China boasts some top academic AI talent, but it still has fewer leading experts than the US, Canada, or some European countries. A study of AI research papers by the Paulson Institute released in June found that China and the US produce about the same number of AI researchers each year, but the vast majority of them end up working in the US.

The issue has become more urgent of late, after the Trump administration imposed sanctions that capitalize on China’s inability to manufacture the most advanced microchips. The US has most prominently targeted Huawei, which it accuses of funneling data to the government, including for espionage, cutting off its supplies of the chips needed to make high-end smartphones. In 2019, the US broadened Chinese sanctions to ban US firms from doing business with several AI firms, accusing them of supplying technology for state surveillance. President Biden may take a different approach than Trump, but he is unlikely to ignore China’s technological threat.

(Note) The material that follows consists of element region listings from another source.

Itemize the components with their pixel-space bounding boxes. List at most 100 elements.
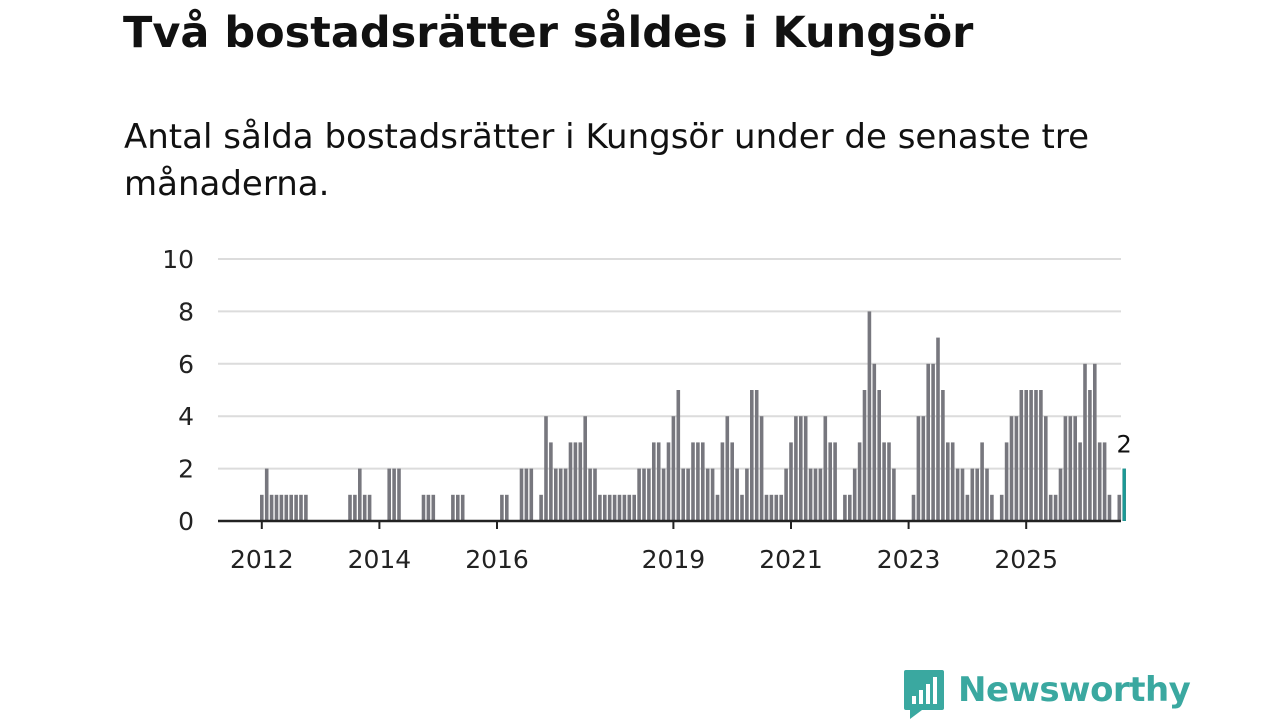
bar [304, 494, 308, 521]
bar [950, 442, 955, 521]
bar [637, 468, 641, 521]
bar [607, 494, 612, 521]
bar [1053, 494, 1058, 521]
highlight-data-label: 2 [1117, 431, 1132, 459]
bar [921, 416, 926, 521]
bar [1097, 442, 1102, 521]
bar [348, 494, 352, 521]
bar [750, 390, 754, 521]
bar [387, 468, 391, 521]
bar-chart: 0 2 4 6 8 10 2012 2014 2016 2019 2021 2023 2025 2 [162, 245, 1132, 574]
bar [500, 494, 504, 521]
y-tick-label: 4 [178, 402, 194, 431]
bar [1029, 390, 1033, 521]
bar [460, 494, 465, 521]
bar [568, 442, 573, 521]
bar [603, 494, 607, 521]
bar [676, 390, 681, 521]
bar [652, 442, 656, 521]
bar [857, 442, 862, 521]
bar [431, 494, 436, 521]
bar [970, 468, 975, 521]
bar [955, 468, 960, 521]
x-tick-label: 2023 [877, 545, 941, 574]
bar [794, 416, 798, 521]
bar [656, 442, 661, 521]
bar [642, 468, 646, 521]
bar [681, 468, 685, 521]
bar [735, 468, 739, 521]
bar [862, 390, 867, 521]
x-tick-label: 2019 [642, 545, 706, 574]
y-tick-label: 2 [178, 455, 194, 484]
bar [828, 442, 832, 521]
bar [661, 468, 666, 521]
bar [882, 442, 886, 521]
bar [985, 468, 989, 521]
bar [264, 468, 269, 521]
bar [965, 494, 970, 521]
bar [1044, 416, 1048, 521]
bar [1014, 416, 1019, 521]
bar [353, 494, 357, 521]
bar [539, 494, 543, 521]
x-axis-ticks: 2012 2014 2016 2019 2021 2023 2025 [230, 521, 1058, 574]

Tiejun Huang, a codirector of BAAI, speaks carefully, after a long pause to collect and translate his thoughts. He says the center is modeled on Western institutions that bring together different disciplines to advance AI. Despite difficult US-China relations, he says, it is crucial for the academy to build ties with such institutions. It has sent researchers to visit MILA in Canada and the Turing Institute in the UK, two of the world’s top centers of AI expertise. AI scientists from US institutions including Princeton and UC Berkeley serve on the academy’s advisory committee.

The Chinese government is not alone in investing in AI. The US Defense Advanced Research Projects Agency backs research with potential military uses. Yet many in the West are wary of how the Chinese state could use technology to further its interests and values—for example, tying digital technologies to the Belt and Road Initiative, which builds economic and infrastructure links to neighboring countries. With clear ties to the Chinese government, it isn’t hard to see a broader agenda in BAAI’s work.